One of the biggest hacks in history was the attack on the Poly Network. It is a decentralized trading network that has created a protocol allowing you to transfer tokens to another network. The hacker attack was successful; the attackers managed to steal digital assets worth more than $600 million. It became possible because of a vulnerability in the protocol.

Cryptocurrency fraud is the largest form of fraud. A study by Crypto Head showed that more than $15 billion was stolen due to hacker attacks over the past ten years. The largest known example of a scam is the $4 billion OneCoin Ponzi scheme. The company has positioned itself as a new cryptocurrency network. Its founder, Ruja Ignatova, has been on the wanted list since 2019. 

Unfortunately, anyone can become a victim of scammers. Attackers are persuasive; they act subtly. Therefore, it is extremely important to familiarize yourself with the project in detail before investing in it.

digital asset security


Cryptocurrency fraud remains a serious problem. Of course, all possible methods are being fought against it, but the users themselves can provide the best protection against such fraud. We will give some tips to help reduce the risks.

  • Use cold storage. It is safest to store cryptocurrencies and tokens without access to the Internet. This is especially true if you have large amounts in your accounts.
  • Review projects before investing in them. Read the information about the project in detail. If there is no data about the token or coin, it is probably a fraudulent project.
  • Don’t give your private key to anyone. Attackers can use social engineering techniques to obtain this information.
  • Work on crypto exchanges with a good reputation. 

Remember that digital asset security depends only on you. Therefore, approach the security of digital assets responsibly. If you plan to issue your own tokens, you also need to consider your client’s safety. You need to properly create smart contracts and consider additional digital asset security measures. We at Stobox have extensive consulting experience for projects that issue various types of tokens. We are ready to help you figure out all the nuances of digital asset regulation, choose the right type of digital assets, and ensure maximum security for your clients. Contact us to find out more during a free consultation.


How do you keep digital assets safe?

To ensure the safety of digital assets, you should choose a reliable storage method, not succumb to social engineering, and not share the private key with anyone.

Are digital assets regulated?

Each country has its own digital asset regulation. In addition, the type of asset also matters. At the moment, security tokens are a more regulated type of digital asset, as they are at the junction of traditional finance and blockchain.
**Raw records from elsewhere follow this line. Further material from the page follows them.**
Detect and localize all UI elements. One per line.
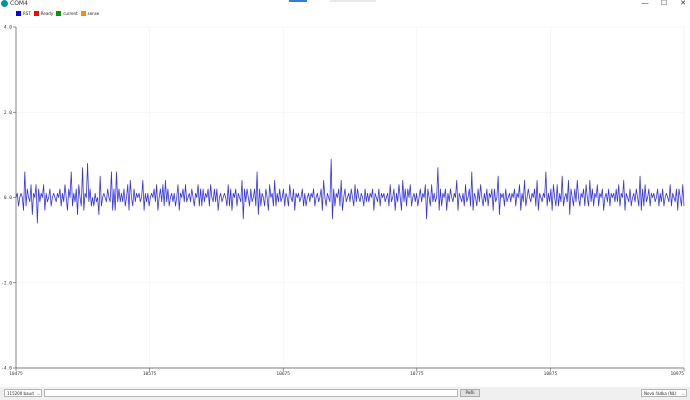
- line-ending-value: Nová řádka (NL): [644, 391, 677, 396]
- serial-plotter-chart: 4.0 2.0 0.0 -2.0 -4.010475 10575 10675 10775 108…: [1, 25, 685, 378]
- send-input[interactable]: [44, 389, 458, 397]
- label-layer: 4.0 2.0 0.0 -2.0 -4.010475 10575 10675 10775 108…: [1, 25, 684, 378]
- baud-rate-select[interactable]: 115200 baud ⌵: [4, 389, 42, 397]
- y-tick-label: 4.0: [4, 25, 12, 31]
- y-tick-label: -4.0: [1, 366, 12, 372]
- x-tick-label: 10475: [9, 371, 23, 377]
- line-ending-select[interactable]: Nová řádka (NL) ⌵: [641, 389, 687, 397]
- x-tick-label: 10975: [670, 371, 684, 377]
- x-tick-label: 10675: [276, 371, 290, 377]
- chevron-down-icon-2: ⌵: [681, 391, 685, 396]
- x-tick-label: 10775: [410, 371, 424, 377]
- x-tick-label: 10575: [143, 371, 157, 377]
- series-line-rst: [15, 158, 685, 224]
- bottom-toolbar: 115200 baud ⌵ Pošli Nová řádka (NL) ⌵: [0, 387, 690, 400]
- send-button[interactable]: Pošli: [460, 389, 480, 397]
- chevron-down-icon: ⌵: [36, 391, 40, 396]
- series-layer: [15, 158, 685, 224]
- x-tick-label: 10875: [544, 371, 558, 377]
- y-tick-label: 0.0: [4, 195, 12, 201]
- y-tick-label: -2.0: [1, 280, 12, 286]
- baud-rate-value: 115200 baud: [7, 391, 34, 396]
- y-tick-label: 2.0: [4, 110, 12, 116]
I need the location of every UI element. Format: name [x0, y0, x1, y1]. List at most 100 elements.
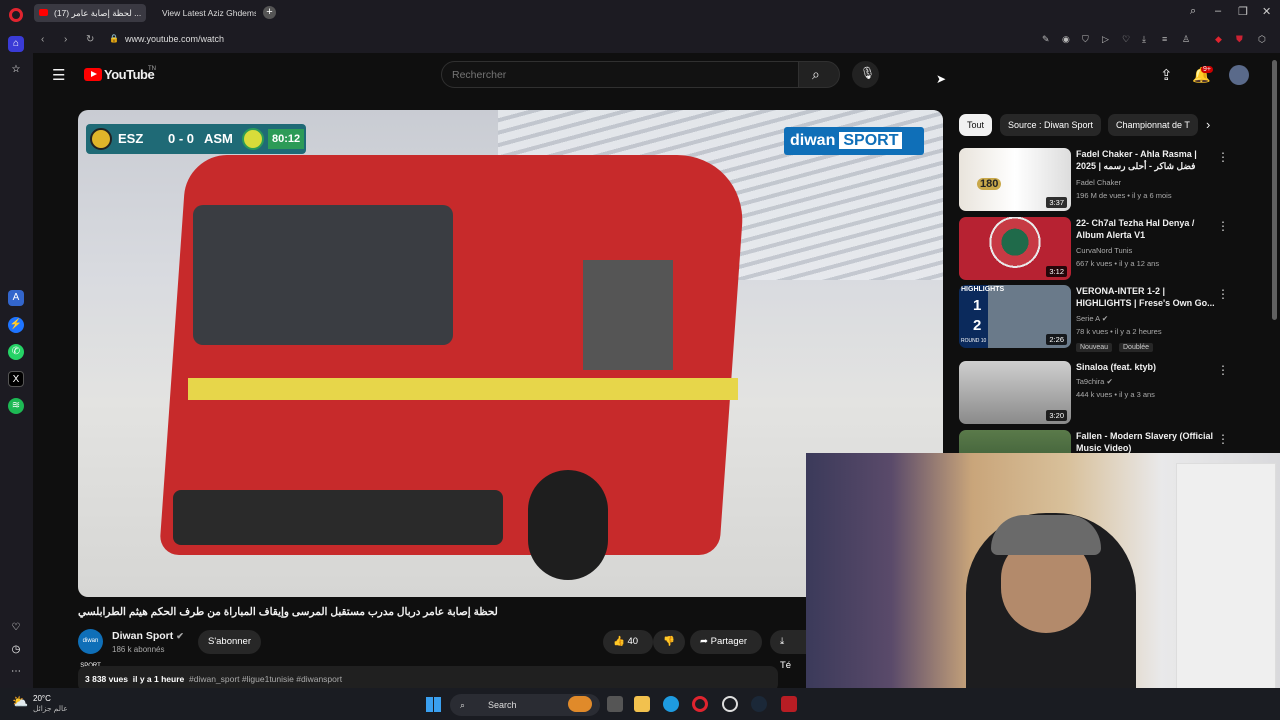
account-icon[interactable]: ♙ — [1182, 34, 1190, 45]
heart-icon[interactable]: ♡ — [1122, 34, 1130, 45]
extension-adblock-icon[interactable]: ⛊ — [1236, 34, 1243, 45]
list-item[interactable]: 3:20 Sinaloa (feat. ktyb) Ta9chira ✔ 444… — [959, 361, 1249, 424]
share-icon: ➦ — [700, 636, 708, 647]
camera-icon[interactable]: ◉ — [1062, 34, 1070, 45]
video-title[interactable]: Fadel Chaker - Ahla Rasma | فضل شاكر - أ… — [1076, 148, 1216, 172]
shield-icon[interactable]: ⛉ — [1082, 34, 1089, 45]
hamburger-menu-icon[interactable]: ☰ — [52, 66, 65, 84]
extensions-icon[interactable]: ⬡ — [1258, 34, 1266, 45]
hashtags[interactable]: #diwan_sport #ligue1tunisie #diwansport — [189, 674, 342, 684]
whatsapp-icon[interactable]: ✆ — [8, 344, 24, 360]
spotify-icon[interactable]: ≋ — [8, 398, 24, 414]
channel-name[interactable]: Ta9chira ✔ — [1076, 377, 1113, 386]
download-icon[interactable]: ⤓ — [1142, 34, 1146, 45]
share-label: Partager — [710, 636, 748, 647]
opera-taskbar-icon[interactable] — [692, 696, 708, 712]
youtube-logo-text[interactable]: YouTube — [104, 67, 155, 82]
list-item[interactable]: HIGHLIGHTS 1 2 ROUND 10 2:26 VERONA-INTE… — [959, 285, 1249, 357]
notification-count-badge: 9+ — [1201, 66, 1213, 73]
channel-name[interactable]: CurvaNord Tunis — [1076, 246, 1132, 255]
game-app-icon[interactable] — [568, 696, 592, 712]
close-window-icon[interactable]: ✕ — [1262, 5, 1271, 18]
browser-tab-youtube[interactable]: (17) لحظة إصابة عامر ... — [34, 4, 146, 22]
reload-icon[interactable]: ↻ — [86, 34, 94, 45]
settings-icon[interactable] — [722, 696, 738, 712]
menu-icon[interactable]: ≡ — [1162, 34, 1167, 44]
play-icon[interactable]: ▷ — [1102, 34, 1109, 45]
channel-name[interactable]: Serie A ✔ — [1076, 314, 1108, 323]
streamer-cap — [991, 515, 1101, 555]
video-title[interactable]: Sinaloa (feat. ktyb) — [1076, 361, 1216, 373]
search-input[interactable] — [441, 61, 799, 88]
search-tabs-icon[interactable]: ⌕ — [1190, 5, 1196, 18]
aria-icon[interactable]: A — [8, 290, 24, 306]
share-button[interactable]: ➦ Partager — [690, 630, 762, 654]
maximize-icon[interactable]: ❐ — [1238, 5, 1248, 18]
video-title[interactable]: Fallen - Modern Slavery (Official Music … — [1076, 430, 1216, 453]
messenger-icon[interactable]: ⚡ — [8, 317, 24, 333]
like-button[interactable]: 👍 40 — [603, 630, 653, 654]
more-vert-icon[interactable]: ⋮ — [1217, 219, 1229, 233]
download-button[interactable]: ⤓ Té — [770, 630, 806, 671]
more-vert-icon[interactable]: ⋮ — [1217, 432, 1229, 446]
upload-icon[interactable]: ⇪ — [1160, 66, 1173, 84]
subscribe-button[interactable]: S'abonner — [198, 630, 261, 654]
home-icon[interactable]: ⌂ — [8, 36, 24, 52]
thumb-score-2: 2 — [973, 317, 982, 334]
more-vert-icon[interactable]: ⋮ — [1217, 150, 1229, 164]
video-title[interactable]: 22- Ch7al Tezha Hal Denya / Album Alerta… — [1076, 217, 1216, 241]
video-thumbnail[interactable]: 3:12 — [959, 217, 1071, 280]
steam-icon[interactable] — [751, 696, 767, 712]
url-field[interactable]: www.youtube.com/watch — [125, 34, 224, 44]
new-tab-button[interactable]: + — [263, 6, 276, 19]
list-item[interactable]: 3:12 22- Ch7al Tezha Hal Denya / Album A… — [959, 217, 1249, 280]
edge-icon[interactable] — [663, 696, 679, 712]
voice-search-button[interactable]: 🎙 — [852, 61, 879, 88]
windows-start-icon[interactable] — [426, 697, 441, 712]
webcam-overlay — [806, 453, 1280, 720]
video-thumbnail[interactable]: HIGHLIGHTS 1 2 ROUND 10 2:26 — [959, 285, 1071, 348]
scoreboard-overlay: ESZ 0 - 0 ASM 80:12 — [86, 124, 306, 154]
list-item[interactable]: 180 3:37 Fadel Chaker - Ahla Rasma | فضل … — [959, 148, 1249, 211]
channel-avatar[interactable]: diwan SPORT — [78, 629, 103, 669]
video-title[interactable]: VERONA-INTER 1-2 | HIGHLIGHTS | Frese's … — [1076, 285, 1216, 309]
search-button[interactable]: ⌕ — [798, 61, 840, 88]
back-icon[interactable]: ‹ — [41, 34, 44, 45]
video-thumbnail[interactable] — [959, 430, 1071, 453]
video-thumbnail[interactable]: 3:20 — [959, 361, 1071, 424]
weather-temp[interactable]: 20°C — [33, 694, 51, 703]
edit-icon[interactable]: ✎ — [1042, 34, 1050, 45]
channel-name[interactable]: Fadel Chaker — [1076, 178, 1121, 187]
chip-source[interactable]: Source : Diwan Sport — [1000, 114, 1102, 136]
star-icon[interactable]: ☆ — [8, 62, 24, 78]
scrollbar[interactable] — [1272, 60, 1277, 320]
task-view-icon[interactable] — [607, 696, 623, 712]
channel-name[interactable]: Diwan Sport ✔ — [112, 630, 184, 642]
more-icon[interactable]: ⋯ — [8, 664, 24, 680]
history-icon[interactable]: ◷ — [8, 642, 24, 658]
youtube-logo-icon[interactable] — [84, 68, 102, 81]
file-explorer-icon[interactable] — [634, 696, 650, 712]
x-icon[interactable]: X — [8, 371, 24, 387]
extension-red-icon[interactable]: ◆ — [1215, 34, 1222, 45]
dislike-button[interactable]: 👎 — [653, 630, 685, 654]
more-vert-icon[interactable]: ⋮ — [1217, 363, 1229, 377]
browser-tab-aziz[interactable]: View Latest Aziz Ghdemsi — [156, 4, 256, 22]
weather-icon[interactable]: ⛅ — [12, 694, 28, 710]
thumbs-up-icon: 👍 — [613, 636, 625, 647]
list-item[interactable]: Fallen - Modern Slavery (Official Music … — [959, 430, 1249, 453]
minimize-icon[interactable]: – — [1215, 5, 1221, 17]
forward-icon[interactable]: › — [64, 34, 67, 45]
more-vert-icon[interactable]: ⋮ — [1217, 287, 1229, 301]
netflix-icon[interactable] — [781, 696, 797, 712]
chip-championnat[interactable]: Championnat de T — [1108, 114, 1198, 136]
avatar[interactable] — [1229, 65, 1249, 85]
chip-all[interactable]: Tout — [959, 114, 993, 136]
opera-logo-icon[interactable] — [9, 8, 23, 22]
duration-badge: 3:12 — [1046, 266, 1067, 277]
video-meta: 444 k vues • il y a 3 ans — [1076, 390, 1155, 399]
chevron-right-icon[interactable]: › — [1206, 117, 1210, 132]
heart-icon[interactable]: ♡ — [8, 620, 24, 636]
van-rear-window — [193, 205, 453, 345]
video-thumbnail[interactable]: 180 3:37 — [959, 148, 1071, 211]
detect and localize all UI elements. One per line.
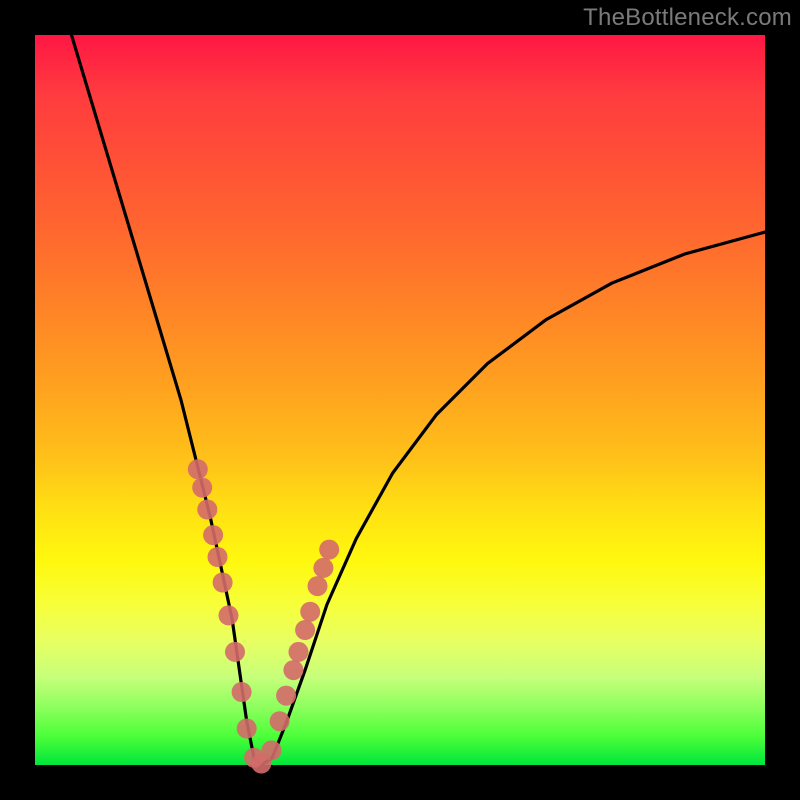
marker-point: [300, 602, 320, 622]
marker-point: [192, 478, 212, 498]
highlight-markers: [188, 459, 339, 773]
marker-point: [197, 500, 217, 520]
marker-point: [213, 573, 233, 593]
marker-point: [208, 547, 228, 567]
watermark-text: TheBottleneck.com: [583, 4, 792, 32]
curve-svg: [35, 35, 765, 765]
marker-point: [295, 620, 315, 640]
marker-point: [319, 540, 339, 560]
marker-point: [276, 686, 296, 706]
marker-point: [225, 642, 245, 662]
marker-point: [308, 576, 328, 596]
marker-point: [188, 459, 208, 479]
marker-point: [289, 642, 309, 662]
marker-point: [219, 605, 239, 625]
bottleneck-curve: [72, 35, 766, 765]
marker-point: [262, 740, 282, 760]
plot-area: [35, 35, 765, 765]
marker-point: [283, 660, 303, 680]
marker-point: [237, 719, 257, 739]
marker-point: [313, 558, 333, 578]
chart-frame: TheBottleneck.com: [0, 0, 800, 800]
marker-point: [203, 525, 223, 545]
marker-point: [270, 711, 290, 731]
marker-point: [232, 682, 252, 702]
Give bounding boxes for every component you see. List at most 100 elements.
How secure are digital assets?

It is important to understand that you are the only person responsible for the digital assets that you own. Products belonging to the decentralized finance industry differ from the traditional financial market because they do not have a single issuing center. Accordingly, you will have nowhere to turn if you lose or steal digital assets. On the other hand, this same fact provides increased security since you are the only one with access to your assets.